Full disclosure: I received a copy of this book from Penguin Random House of Canada in exchange for an honest review.
Ever since I read The Devil in the White City, I’ve been a huge fan of Erik Larson’s. His is a particular kind of novelistic non-fiction that I haven’t seen any other writer achieve. He is able to take something that really happened and flesh out the characters and plot as though he created them. He is thorough, precise, and you can tell that he loved every minute of the process.
When I heard about his latest book, Dead Wake: The Last Crossing of the Lusitania I couldn’t wait to read it.
I basically spent all day Saturday doing just that.
Let’s just take a minute to underscore that achievement: Erik Larson wrote a non-fiction book that is so compulsively readable that I finished it in a day. I mean, I love non-fiction and you know I have no problems reading it but I’m not sure that I’ve ever done this before.
I’d say the title is pretty self-descriptive in terms of what this book is about: the sinking of the Lusitania off the coast of Ireland in May 1915. But as is often the case in Larson’s books, this one event set off a chain of events that ultimately brought the United States into the First World War. The sinking of a passenger ship by a German U-boat was considered by many Americans to have crossed the line and they wanted to do something about it.
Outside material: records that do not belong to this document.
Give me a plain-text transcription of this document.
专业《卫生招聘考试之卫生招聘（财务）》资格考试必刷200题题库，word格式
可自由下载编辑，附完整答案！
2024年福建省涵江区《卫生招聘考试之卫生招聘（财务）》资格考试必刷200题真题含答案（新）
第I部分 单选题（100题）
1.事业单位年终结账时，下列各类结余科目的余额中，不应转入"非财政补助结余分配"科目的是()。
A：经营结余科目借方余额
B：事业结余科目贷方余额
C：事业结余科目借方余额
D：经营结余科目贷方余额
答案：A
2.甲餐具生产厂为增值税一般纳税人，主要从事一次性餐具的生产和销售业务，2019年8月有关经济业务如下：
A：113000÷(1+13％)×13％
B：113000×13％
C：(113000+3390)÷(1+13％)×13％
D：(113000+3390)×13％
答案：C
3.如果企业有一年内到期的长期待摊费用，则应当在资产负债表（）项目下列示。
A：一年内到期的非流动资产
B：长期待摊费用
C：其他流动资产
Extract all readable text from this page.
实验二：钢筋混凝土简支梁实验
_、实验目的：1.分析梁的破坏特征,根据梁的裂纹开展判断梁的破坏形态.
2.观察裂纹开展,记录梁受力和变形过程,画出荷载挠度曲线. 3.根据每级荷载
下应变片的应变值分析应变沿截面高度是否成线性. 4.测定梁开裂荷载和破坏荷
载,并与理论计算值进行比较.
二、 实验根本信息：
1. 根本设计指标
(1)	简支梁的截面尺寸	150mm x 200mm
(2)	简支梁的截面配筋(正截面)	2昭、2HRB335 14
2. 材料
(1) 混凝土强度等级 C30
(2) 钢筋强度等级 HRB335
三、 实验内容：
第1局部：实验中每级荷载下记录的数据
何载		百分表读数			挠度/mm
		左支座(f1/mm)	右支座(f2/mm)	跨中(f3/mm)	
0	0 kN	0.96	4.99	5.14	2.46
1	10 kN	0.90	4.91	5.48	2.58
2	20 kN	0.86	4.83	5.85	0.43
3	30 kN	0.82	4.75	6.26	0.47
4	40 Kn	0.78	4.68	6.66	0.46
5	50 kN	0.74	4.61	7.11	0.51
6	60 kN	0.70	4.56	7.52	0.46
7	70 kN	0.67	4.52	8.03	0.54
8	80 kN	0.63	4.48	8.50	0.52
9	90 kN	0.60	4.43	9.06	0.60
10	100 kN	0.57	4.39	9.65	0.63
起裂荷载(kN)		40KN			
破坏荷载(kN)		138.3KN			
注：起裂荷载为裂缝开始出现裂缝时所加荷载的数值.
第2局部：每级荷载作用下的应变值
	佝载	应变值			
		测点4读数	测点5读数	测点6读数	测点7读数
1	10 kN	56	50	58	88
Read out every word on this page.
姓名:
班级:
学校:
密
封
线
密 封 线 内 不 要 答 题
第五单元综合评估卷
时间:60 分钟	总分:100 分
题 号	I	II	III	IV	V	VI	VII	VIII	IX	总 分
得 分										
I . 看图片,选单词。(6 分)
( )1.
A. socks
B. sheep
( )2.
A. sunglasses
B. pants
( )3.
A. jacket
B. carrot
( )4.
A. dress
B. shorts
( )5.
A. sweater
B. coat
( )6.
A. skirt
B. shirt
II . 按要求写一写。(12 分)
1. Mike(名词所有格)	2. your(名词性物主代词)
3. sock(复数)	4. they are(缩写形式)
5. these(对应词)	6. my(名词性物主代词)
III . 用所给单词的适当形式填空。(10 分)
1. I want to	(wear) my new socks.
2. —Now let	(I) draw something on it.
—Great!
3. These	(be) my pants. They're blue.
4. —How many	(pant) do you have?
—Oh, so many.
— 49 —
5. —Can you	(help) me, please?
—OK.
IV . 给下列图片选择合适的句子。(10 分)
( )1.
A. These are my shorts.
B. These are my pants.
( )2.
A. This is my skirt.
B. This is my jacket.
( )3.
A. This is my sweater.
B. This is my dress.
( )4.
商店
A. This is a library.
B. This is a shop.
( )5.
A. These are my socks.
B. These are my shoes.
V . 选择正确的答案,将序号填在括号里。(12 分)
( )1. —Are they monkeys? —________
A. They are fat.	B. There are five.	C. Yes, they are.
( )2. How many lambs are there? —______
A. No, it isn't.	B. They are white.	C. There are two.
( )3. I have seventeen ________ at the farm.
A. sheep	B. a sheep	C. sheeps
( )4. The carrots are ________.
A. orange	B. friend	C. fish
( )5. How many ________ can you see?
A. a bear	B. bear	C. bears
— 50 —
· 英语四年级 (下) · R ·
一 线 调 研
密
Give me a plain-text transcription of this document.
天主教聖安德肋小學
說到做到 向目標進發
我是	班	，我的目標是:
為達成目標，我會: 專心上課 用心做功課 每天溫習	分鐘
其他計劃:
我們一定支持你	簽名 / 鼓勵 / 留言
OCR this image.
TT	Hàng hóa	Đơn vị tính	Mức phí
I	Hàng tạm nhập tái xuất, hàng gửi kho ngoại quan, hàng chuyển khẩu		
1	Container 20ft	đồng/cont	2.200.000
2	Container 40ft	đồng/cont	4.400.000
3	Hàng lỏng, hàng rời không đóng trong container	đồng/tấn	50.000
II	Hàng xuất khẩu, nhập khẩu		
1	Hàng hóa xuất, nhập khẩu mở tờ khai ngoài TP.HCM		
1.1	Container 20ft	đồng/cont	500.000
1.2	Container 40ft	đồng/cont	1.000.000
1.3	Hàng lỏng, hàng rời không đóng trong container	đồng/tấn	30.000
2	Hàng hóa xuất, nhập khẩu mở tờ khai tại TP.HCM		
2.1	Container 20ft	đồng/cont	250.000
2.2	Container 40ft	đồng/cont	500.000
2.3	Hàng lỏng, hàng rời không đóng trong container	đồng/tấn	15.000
But before Larson gets to the politics that followed the sinking, he describes how the war started in the first place and the days leading up to boarding the ship. He tells us about the people on board: the Cromptons, a family with 6 children and 2 nannies booked into 3 staterooms; Alfred Vanderbilt, one of the men that almost sailed on the Titanic; Theodate Pope, a female architect and spiritualist who served as an investigator of paranormal phenomena and was a friend of Henry James; Charles Lauriet, a bookseller travelling with a set of priceless Thackeray sketches and a copy of A Christmas Carol that had been owned by Dickens’ himself and annotated by the author; Richard Preston Prichard, a second class passenger who was so popular that a number of letters and journals mention him by name; and Robert Kay, a five year old boy who was diagnosed with measles and missed all the fun, spending the voyage in quarantine below deck.
Larson also looks at the man at the helm of the U-Boat, Walther Schweiger who by all accounts was a gregarious man and a good captain. He was able to maintain order on board but earned the respect of his crew and tried to make their days on board as pleasant as possible, at one point they even had puppies on board if you can believe that. The German military was set up so that U-Boat captains were able to make all their own decisions – they were the only ones that could see what was happening and had full judgment to sink passenger liners if they so chose. Their decisions are unpopular in the annals of history but it was wartime and they did what they had to do. Larson is skilled at capturing that delicate balance without judgement.
You know that it’s not going to be a happy ending, from the title alone. Even thinking myself prepared for the end, I was caught off guard by how moved I was by it. Again, Larson handles his subject matter with compassion and care without being sentimental.
Guys, I’m a huge fan of Erik Larson and at this point I’d probably read something he wrote on a cocktail napkin, but if you haven’t read any of his work yet, get to it. He is the best and he tells some incredible (true) stories; you won’t even realize you’re reading non-fiction.